Obtain the equation of circle, centre (1,0) which passes through the point P (3,3/2). Find also the equation of circle which touches the given circle externally at P.

Given centre of circle, C(1, 0) and external point P(3, 3/2).

(x - h)² + (y - k)² = r²
(1 - 3)² + (0 - 3 / 2) = r²
(-2)² + (-3 / 2)² = r²
r² = 25 / 4
r = (5 / 2) units

Therefore the equation of the circle is,
(x - 1)² + (y - 0)² = (5 / 2)²
x² -2x + 1 + y² = (25 / 4)
On simplifying we get, 
4x² + 4y² - 8x - 21 = 0

The question should be "Find also the equation of the equal circle..." otherwise, there is insufficient information to be able to determine the equation of the circle.

Note:
When two circles touch externally, 
Distance between their centres = sum of their radii

Since the circles are equal, their radii are the same(= 5 / 2 units).
Since they touch externally at P and their radii are the same, P is the midpoint of the line joining the two circles.
Let the centre of the second circle be C(h, k)

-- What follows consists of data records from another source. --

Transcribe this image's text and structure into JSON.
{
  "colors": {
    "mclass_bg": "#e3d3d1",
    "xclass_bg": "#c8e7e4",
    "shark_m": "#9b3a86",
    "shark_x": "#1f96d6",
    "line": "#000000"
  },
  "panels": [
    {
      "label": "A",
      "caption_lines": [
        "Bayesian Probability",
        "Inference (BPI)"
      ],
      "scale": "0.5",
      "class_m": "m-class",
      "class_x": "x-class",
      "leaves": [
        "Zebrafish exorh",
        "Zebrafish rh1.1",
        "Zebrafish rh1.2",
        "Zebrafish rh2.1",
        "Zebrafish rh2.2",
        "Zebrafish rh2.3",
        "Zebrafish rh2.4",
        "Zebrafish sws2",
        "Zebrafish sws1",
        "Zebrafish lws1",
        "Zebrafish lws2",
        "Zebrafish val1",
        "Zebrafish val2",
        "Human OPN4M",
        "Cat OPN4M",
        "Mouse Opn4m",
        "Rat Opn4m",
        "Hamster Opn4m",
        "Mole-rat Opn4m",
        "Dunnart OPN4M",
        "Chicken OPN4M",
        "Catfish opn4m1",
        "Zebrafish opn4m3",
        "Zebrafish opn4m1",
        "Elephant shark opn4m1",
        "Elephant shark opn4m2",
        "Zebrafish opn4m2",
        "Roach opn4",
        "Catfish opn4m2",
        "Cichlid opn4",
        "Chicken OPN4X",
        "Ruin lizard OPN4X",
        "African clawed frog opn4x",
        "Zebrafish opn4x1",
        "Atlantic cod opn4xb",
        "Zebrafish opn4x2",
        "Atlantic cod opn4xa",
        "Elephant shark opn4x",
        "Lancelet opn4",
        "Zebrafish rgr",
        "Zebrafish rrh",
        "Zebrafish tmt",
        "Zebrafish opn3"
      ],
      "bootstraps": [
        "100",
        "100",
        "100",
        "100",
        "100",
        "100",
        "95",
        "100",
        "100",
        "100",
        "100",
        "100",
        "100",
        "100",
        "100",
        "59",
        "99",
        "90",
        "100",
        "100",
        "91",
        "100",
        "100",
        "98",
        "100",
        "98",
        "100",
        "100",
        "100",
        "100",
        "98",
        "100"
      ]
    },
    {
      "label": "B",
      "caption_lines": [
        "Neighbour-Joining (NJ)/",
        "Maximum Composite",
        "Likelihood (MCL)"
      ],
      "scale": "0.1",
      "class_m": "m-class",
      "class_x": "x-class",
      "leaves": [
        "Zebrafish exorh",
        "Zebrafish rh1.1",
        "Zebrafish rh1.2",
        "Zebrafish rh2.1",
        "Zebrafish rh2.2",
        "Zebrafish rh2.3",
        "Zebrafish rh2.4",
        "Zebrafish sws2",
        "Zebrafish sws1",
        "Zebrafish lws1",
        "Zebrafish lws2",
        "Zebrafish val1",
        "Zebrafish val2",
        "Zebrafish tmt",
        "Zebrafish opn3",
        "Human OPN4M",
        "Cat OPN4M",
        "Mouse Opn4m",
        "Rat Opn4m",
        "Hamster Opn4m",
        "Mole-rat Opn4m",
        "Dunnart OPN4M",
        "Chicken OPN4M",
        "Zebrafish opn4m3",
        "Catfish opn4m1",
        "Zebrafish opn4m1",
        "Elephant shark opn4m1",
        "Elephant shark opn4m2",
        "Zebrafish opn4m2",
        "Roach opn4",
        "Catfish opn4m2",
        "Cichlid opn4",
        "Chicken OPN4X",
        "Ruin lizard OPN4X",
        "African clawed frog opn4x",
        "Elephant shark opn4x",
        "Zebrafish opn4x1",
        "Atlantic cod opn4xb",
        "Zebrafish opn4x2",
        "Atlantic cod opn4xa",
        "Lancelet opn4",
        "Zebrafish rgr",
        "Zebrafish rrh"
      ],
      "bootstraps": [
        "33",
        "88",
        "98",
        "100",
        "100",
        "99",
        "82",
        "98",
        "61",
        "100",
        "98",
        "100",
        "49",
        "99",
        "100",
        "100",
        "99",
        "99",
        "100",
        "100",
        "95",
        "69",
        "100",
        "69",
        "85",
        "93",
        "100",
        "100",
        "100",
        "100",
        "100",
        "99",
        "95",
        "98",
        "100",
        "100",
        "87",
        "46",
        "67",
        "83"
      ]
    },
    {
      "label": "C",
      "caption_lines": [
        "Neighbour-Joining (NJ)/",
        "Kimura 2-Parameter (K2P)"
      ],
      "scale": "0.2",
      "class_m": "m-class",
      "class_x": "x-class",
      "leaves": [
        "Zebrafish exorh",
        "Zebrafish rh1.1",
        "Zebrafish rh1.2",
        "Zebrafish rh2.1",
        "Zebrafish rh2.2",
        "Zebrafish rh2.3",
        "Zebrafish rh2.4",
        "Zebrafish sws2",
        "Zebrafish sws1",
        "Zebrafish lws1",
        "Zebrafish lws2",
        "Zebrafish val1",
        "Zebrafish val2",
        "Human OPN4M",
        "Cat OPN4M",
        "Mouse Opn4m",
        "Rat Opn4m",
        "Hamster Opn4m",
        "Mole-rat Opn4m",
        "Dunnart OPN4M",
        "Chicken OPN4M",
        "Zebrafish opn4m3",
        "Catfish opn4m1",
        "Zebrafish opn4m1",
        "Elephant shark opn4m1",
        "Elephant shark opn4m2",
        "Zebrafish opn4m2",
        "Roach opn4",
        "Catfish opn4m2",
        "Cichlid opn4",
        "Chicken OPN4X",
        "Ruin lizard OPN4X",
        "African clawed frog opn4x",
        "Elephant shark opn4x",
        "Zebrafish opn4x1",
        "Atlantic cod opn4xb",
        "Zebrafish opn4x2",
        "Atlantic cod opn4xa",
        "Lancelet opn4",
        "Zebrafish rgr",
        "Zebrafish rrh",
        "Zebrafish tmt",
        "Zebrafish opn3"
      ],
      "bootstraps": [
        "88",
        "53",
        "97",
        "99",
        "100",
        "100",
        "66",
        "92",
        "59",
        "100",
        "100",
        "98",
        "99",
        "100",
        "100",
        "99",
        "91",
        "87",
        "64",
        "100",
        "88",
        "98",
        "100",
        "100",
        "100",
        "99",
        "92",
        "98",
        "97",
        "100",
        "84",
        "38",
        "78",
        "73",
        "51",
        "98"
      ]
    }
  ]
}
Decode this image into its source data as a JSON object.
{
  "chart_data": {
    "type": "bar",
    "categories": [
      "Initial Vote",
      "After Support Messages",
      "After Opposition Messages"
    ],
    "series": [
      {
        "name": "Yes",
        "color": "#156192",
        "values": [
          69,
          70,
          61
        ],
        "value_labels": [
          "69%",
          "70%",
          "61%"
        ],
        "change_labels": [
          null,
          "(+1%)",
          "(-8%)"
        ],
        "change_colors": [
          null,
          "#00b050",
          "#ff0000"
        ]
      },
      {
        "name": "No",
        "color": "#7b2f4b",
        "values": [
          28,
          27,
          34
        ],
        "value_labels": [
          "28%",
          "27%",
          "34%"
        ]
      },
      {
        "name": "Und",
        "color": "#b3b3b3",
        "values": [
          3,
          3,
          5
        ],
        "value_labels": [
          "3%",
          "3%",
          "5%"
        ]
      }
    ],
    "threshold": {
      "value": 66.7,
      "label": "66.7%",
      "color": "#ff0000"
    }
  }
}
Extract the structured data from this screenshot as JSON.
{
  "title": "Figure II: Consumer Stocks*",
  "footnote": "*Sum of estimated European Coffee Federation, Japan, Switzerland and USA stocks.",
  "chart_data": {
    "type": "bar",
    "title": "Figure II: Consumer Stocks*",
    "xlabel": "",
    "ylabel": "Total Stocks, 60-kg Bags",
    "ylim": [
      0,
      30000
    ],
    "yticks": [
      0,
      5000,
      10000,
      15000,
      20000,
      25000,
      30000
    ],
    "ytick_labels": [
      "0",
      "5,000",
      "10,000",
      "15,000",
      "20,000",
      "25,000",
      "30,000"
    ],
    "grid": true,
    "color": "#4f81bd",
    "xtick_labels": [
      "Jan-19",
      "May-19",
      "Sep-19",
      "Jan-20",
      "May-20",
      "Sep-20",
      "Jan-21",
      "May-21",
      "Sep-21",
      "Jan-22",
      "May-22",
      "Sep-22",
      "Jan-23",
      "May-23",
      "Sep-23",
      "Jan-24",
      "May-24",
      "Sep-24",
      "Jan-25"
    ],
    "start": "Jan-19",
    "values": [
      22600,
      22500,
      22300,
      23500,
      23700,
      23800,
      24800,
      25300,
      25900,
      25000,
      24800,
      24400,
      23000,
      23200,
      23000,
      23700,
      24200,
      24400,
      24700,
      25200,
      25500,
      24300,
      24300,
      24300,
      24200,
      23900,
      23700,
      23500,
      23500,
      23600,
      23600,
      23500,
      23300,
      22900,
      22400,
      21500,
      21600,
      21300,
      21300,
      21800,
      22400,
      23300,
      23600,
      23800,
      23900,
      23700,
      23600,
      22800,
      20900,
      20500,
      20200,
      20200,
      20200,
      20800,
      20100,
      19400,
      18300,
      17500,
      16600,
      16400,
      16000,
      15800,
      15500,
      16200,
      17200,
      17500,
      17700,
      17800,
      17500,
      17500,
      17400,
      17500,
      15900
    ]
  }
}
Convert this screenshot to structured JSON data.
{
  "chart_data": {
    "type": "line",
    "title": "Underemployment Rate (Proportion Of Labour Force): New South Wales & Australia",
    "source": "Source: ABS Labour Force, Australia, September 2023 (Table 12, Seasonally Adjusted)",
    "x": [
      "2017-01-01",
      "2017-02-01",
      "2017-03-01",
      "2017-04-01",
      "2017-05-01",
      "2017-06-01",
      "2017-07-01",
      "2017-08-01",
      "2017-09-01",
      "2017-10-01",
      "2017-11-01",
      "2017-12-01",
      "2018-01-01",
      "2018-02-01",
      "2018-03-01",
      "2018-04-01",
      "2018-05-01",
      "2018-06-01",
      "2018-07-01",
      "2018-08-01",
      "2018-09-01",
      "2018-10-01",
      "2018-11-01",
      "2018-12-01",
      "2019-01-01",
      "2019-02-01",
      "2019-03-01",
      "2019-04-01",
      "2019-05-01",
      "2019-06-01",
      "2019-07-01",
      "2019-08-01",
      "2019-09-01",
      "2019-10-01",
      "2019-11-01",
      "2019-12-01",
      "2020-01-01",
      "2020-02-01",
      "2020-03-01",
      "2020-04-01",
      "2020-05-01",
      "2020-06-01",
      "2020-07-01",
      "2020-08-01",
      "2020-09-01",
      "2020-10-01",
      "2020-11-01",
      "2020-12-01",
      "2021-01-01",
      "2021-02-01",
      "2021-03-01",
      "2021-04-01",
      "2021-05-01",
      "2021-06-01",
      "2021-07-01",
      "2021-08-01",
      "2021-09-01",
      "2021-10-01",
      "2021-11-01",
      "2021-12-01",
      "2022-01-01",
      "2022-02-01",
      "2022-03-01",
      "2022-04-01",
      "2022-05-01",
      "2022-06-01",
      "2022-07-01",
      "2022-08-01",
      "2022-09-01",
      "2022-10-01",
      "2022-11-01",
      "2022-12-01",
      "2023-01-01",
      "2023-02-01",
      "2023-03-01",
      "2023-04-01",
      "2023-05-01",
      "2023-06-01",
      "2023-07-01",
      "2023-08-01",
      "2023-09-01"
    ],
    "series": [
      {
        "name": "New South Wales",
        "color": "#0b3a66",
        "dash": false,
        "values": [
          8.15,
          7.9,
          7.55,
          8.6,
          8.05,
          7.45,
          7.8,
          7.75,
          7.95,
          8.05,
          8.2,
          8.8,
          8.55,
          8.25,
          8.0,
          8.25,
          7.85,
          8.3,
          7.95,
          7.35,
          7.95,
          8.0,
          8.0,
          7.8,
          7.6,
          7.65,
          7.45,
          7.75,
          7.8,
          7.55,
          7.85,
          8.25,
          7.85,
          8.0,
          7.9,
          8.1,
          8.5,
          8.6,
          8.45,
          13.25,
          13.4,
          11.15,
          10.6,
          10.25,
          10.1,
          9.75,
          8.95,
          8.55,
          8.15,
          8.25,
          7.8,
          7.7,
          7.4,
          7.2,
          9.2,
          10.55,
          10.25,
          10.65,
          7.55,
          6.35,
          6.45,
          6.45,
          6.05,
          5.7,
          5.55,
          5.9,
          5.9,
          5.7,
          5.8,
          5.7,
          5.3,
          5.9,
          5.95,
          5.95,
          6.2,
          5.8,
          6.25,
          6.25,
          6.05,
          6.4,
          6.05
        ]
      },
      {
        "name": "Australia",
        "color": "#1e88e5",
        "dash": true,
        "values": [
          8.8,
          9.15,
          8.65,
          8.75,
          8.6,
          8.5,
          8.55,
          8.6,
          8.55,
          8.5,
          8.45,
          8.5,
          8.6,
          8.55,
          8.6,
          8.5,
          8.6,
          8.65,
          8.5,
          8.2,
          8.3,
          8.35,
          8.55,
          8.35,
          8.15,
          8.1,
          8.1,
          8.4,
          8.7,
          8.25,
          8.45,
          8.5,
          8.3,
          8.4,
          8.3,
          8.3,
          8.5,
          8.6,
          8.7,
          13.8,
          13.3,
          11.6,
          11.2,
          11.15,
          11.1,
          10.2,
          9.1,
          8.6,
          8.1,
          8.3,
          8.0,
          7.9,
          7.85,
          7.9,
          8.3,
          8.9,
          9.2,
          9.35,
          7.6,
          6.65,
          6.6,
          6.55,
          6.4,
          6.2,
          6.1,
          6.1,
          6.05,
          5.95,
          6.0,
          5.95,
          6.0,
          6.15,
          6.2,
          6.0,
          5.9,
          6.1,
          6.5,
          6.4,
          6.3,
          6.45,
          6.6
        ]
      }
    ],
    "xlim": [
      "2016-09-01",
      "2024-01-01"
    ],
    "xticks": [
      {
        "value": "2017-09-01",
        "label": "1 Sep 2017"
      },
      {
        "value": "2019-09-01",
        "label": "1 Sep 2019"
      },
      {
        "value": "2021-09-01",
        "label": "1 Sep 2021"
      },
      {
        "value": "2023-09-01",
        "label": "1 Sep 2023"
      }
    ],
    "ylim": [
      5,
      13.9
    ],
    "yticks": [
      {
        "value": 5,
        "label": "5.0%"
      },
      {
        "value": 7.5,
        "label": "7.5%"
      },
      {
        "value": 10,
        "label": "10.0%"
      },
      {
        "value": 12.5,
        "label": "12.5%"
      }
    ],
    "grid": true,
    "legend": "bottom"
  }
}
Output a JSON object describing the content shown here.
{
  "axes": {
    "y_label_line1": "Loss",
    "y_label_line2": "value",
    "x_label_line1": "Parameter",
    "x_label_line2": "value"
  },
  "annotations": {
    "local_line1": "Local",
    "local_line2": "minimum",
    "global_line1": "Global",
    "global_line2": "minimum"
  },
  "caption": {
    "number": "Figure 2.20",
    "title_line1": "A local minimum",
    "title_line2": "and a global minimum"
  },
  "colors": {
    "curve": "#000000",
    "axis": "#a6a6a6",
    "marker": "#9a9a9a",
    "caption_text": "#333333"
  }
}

Applying midpoint formula, 
P_x = (h + 1) / 2
3 = (h + 1) / 2
h + 1 = 6
h = 5

P_y = (k + 0) / 2
(3 / 2) = (k + 0) / 2
k = 3

Therefore, the centre of the second circle C(h, k) = (5, 3)
The equation of the second circle is, 
(x - h)² + (y - k)² = r²
(x - 5)² + (y - 3)² = (5 / 2)²
x² + 25 - 10x + y² + 9 - 6y = (25 / 4)
On simplifying we get, 
4x² + 4y² - 40x - 24y + 111 = 0